Domingo 24-9-2023, XXV del Tiempo Ordinario (Mt 20,1-16)

«El reino de los cielos se parece a un propietario que al amanecer salió a contratar jornaleros para su viña». El tiempo es como la energía, que –según nos enseña la física– “ni se crea ni se destruye, sólo se transforma”… No podemos crear el tiempo, pero sí podemos decidir qué hacer con ese maravilloso regalo de Dios que es cada hora de nuestra vida. Las horas son las grandes protagonistas de esta parábola: el propietario sale «a primera hora», «a la hora tercera», «a la sexta y novena hora», «a la hora undécima» (así dice literalmente el texto original en griego). Estamos realmente ante la “parábola de las horas”: cada hora es un tesoro divino. Y yo, ¿qué hago con el tiempo que Dios me regala?

«¿Cómo es que estáis aquí el día entero sin trabajar?». Hay algunos jornaleros que se pasaron todo el día en la plaza, «parados» y «sin trabajar». Se habían quedado hasta la tarde quietos en la plaza –pues allí los encontró el propietario– pero no estaban atentos cuando el propietario pasó tantas veces a contratar jornaleros. Se puede estar en la plaza, pero a otra cosa: en el bar, jugando a las cartas, cómodamente sentados, bebiendo bajo un toldo en una terraza… en fin, con los oídos sordos. Y este es el tiempo muerto, perdido, como tantos instantes de nuestra vida. Porque nosotros también –tantas veces– no escuchamos las llamadas de Dios, y dejamos correr el tiempo. Al fin, perder el tiempo es perder el mayor regalo que Dios nos da.
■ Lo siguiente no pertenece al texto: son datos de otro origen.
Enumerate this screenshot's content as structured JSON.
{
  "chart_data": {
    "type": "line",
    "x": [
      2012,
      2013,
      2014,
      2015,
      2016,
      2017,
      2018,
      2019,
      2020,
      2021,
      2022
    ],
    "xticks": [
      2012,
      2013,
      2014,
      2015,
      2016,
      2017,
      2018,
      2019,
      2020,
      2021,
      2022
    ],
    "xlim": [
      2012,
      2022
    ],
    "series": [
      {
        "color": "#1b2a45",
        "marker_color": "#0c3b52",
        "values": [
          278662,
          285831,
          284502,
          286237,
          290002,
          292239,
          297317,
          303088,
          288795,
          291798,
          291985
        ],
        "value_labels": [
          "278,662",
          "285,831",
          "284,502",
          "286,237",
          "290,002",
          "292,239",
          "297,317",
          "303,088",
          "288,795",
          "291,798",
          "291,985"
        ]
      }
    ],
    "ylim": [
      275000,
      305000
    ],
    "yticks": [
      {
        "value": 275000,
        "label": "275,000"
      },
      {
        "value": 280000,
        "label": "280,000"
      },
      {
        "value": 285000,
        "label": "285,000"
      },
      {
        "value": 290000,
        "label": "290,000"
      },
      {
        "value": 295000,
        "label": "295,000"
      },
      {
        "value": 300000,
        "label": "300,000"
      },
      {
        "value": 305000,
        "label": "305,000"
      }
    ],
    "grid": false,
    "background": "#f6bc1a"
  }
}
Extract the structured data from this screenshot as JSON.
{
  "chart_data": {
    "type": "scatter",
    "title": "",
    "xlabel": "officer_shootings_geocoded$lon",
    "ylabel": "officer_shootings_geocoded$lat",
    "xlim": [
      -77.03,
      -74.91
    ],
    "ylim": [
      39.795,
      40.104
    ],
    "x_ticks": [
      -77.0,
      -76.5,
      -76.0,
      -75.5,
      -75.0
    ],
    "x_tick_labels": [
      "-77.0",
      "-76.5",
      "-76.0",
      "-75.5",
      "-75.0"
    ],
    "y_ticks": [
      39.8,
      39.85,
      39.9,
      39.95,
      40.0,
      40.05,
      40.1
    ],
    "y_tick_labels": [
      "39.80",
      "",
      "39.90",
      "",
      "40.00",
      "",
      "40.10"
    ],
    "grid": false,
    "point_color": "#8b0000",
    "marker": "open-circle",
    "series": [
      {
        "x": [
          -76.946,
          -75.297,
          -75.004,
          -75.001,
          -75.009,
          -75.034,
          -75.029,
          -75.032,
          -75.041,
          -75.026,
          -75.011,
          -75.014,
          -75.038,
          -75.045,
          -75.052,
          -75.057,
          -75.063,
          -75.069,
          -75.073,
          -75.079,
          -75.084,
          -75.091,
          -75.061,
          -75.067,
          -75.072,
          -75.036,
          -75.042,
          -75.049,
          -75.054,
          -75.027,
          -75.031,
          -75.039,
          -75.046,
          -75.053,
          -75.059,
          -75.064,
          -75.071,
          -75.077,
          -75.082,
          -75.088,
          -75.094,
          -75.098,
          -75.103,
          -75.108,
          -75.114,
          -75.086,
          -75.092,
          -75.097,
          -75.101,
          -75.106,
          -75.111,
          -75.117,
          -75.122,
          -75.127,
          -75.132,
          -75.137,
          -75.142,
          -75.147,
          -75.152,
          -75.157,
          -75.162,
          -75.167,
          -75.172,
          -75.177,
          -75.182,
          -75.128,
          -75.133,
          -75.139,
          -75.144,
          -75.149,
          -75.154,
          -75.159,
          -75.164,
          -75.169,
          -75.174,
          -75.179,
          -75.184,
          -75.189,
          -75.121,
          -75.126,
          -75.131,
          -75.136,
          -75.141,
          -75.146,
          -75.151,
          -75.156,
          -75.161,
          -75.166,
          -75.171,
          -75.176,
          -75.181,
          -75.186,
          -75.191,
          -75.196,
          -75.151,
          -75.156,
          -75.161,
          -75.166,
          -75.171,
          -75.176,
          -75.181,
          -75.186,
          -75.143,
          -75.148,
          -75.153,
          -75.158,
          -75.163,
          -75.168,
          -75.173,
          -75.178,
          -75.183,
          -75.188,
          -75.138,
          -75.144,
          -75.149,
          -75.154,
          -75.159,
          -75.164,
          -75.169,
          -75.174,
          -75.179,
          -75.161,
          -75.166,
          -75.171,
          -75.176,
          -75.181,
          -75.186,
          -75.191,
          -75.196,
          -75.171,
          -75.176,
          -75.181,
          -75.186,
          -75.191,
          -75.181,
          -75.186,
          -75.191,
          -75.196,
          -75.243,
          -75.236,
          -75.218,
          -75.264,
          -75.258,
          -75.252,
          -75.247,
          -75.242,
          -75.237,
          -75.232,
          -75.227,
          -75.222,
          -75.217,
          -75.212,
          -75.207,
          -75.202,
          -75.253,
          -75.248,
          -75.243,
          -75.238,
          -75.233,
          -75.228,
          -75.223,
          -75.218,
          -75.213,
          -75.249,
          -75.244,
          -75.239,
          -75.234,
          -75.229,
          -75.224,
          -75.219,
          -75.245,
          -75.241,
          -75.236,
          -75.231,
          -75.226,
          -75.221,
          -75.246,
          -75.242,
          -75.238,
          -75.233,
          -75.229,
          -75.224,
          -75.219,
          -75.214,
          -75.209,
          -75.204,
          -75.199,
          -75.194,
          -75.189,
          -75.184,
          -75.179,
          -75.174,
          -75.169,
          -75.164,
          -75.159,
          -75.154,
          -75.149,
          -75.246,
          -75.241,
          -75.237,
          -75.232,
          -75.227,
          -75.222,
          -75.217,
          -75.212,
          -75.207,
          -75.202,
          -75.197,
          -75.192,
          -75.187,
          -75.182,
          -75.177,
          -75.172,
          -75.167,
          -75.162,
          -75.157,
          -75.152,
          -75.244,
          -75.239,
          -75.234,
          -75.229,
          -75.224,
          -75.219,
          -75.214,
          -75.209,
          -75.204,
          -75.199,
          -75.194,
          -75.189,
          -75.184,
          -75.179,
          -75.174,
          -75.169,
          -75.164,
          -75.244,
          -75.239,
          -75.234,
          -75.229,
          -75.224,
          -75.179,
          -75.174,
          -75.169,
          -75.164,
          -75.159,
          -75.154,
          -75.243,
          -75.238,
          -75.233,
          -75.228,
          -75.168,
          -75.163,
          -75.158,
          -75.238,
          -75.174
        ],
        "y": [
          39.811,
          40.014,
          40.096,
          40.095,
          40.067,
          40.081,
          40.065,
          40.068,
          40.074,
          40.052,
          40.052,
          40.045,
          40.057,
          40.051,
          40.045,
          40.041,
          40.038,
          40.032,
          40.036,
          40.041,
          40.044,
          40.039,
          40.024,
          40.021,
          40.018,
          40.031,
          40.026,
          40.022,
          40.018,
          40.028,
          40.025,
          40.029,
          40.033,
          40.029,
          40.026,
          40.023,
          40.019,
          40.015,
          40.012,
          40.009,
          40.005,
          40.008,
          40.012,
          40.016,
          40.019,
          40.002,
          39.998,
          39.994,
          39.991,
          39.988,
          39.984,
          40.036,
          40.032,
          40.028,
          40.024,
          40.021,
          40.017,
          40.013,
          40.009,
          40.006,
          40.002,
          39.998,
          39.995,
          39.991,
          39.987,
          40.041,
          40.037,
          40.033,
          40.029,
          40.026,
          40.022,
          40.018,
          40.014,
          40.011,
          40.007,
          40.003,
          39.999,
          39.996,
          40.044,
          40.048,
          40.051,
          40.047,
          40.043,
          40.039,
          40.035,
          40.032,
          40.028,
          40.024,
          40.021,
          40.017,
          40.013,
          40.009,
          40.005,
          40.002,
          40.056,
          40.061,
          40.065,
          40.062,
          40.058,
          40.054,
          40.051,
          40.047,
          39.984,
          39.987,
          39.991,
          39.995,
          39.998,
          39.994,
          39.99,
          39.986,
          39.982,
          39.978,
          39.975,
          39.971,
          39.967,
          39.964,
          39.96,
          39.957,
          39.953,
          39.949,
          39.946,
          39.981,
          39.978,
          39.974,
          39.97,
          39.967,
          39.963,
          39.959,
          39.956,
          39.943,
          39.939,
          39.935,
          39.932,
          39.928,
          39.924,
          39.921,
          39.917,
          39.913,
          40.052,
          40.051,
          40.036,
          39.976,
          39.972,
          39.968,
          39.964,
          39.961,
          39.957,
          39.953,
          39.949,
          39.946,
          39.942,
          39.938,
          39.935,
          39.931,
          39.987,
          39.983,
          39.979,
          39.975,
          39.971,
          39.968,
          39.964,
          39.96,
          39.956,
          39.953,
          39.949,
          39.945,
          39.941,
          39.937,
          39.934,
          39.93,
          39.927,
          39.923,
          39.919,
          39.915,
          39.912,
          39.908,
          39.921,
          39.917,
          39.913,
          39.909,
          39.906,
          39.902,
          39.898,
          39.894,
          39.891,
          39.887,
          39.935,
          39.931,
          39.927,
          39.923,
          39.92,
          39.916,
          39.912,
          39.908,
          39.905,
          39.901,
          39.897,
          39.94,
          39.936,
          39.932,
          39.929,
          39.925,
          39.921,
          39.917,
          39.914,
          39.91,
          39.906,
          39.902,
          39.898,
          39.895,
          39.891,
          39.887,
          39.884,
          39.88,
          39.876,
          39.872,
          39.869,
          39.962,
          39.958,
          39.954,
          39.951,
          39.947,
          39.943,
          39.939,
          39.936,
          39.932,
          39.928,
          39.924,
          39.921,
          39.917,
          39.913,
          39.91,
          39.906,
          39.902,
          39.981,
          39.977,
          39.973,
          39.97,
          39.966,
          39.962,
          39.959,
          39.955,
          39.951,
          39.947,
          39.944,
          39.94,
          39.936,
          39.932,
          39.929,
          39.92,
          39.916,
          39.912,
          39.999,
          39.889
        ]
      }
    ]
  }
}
«Cuando llegaron los primeros, pensaban que recibirían más». Los jornaleros contratados en la primera hora habían trabajado todo el día, nada menos que doce horas, de sol a sol. Han aguantado el peso del día y del calor y se han cansado más que los demás. Se han esforzado mucho, han llenado su tiempo y lo han exprimido hasta el último instante… pero al final se quedan vacíos. ¿Todo esto para qué? ¿Tanto esfuerzo para tan poco? Habían hecho muchas cosas buenas, pero para ellos mismos. Habían buscado su propio interés, sólo esperaban un salario. Es el tiempo exprimido, acumulado, que se queda vacío. ¡No lo olvides! El tiempo es un regalo, y no funciona con la lógica del comprar y vender, la lógica del interés: «Quiero darle a este último igual que a ti –les dice el propietario– ¿Es que no tengo libertad para hacer lo que quiera en mis asuntos? ¿O vas a tener tú envidia porque yo soy bueno?» Este regalo –el tiempo– cuando se acumula egoístamente para uno se pierde; cuando se da generosamente a los demás es entonces cuando se multiplica y da fruto.

«Así, los últimos serán primeros y los primeros, últimos». Nosotros queremos imitar a los demás jornaleros. Los contratados a media mañana, al mediodía y a media tarde. Ellos también trabajaron duro, con esfuerzo y cansancio. Algunos casi todo el día. Cada uno fue llamado a su hora –a su tiempo–, pero respondieron al propietario con prontitud, diligencia y generosidad. Ellos trabajaron sin quejarse, sin racanear ni ratear una mísera recompensa. Sabían que el mismo trabajo era el auténtico premio. Y, además, ellos trabajaron para Dios –el “propietario de la viña”– y para los demás –un buen vino alegra el corazón–. Ahora que estamos en septiembre, recomenzando las actividades cotidianas, escuchemos al Señor del tiempo y de las horas que nos llama: «Id también vosotros a mi viña y os pagaré lo debido».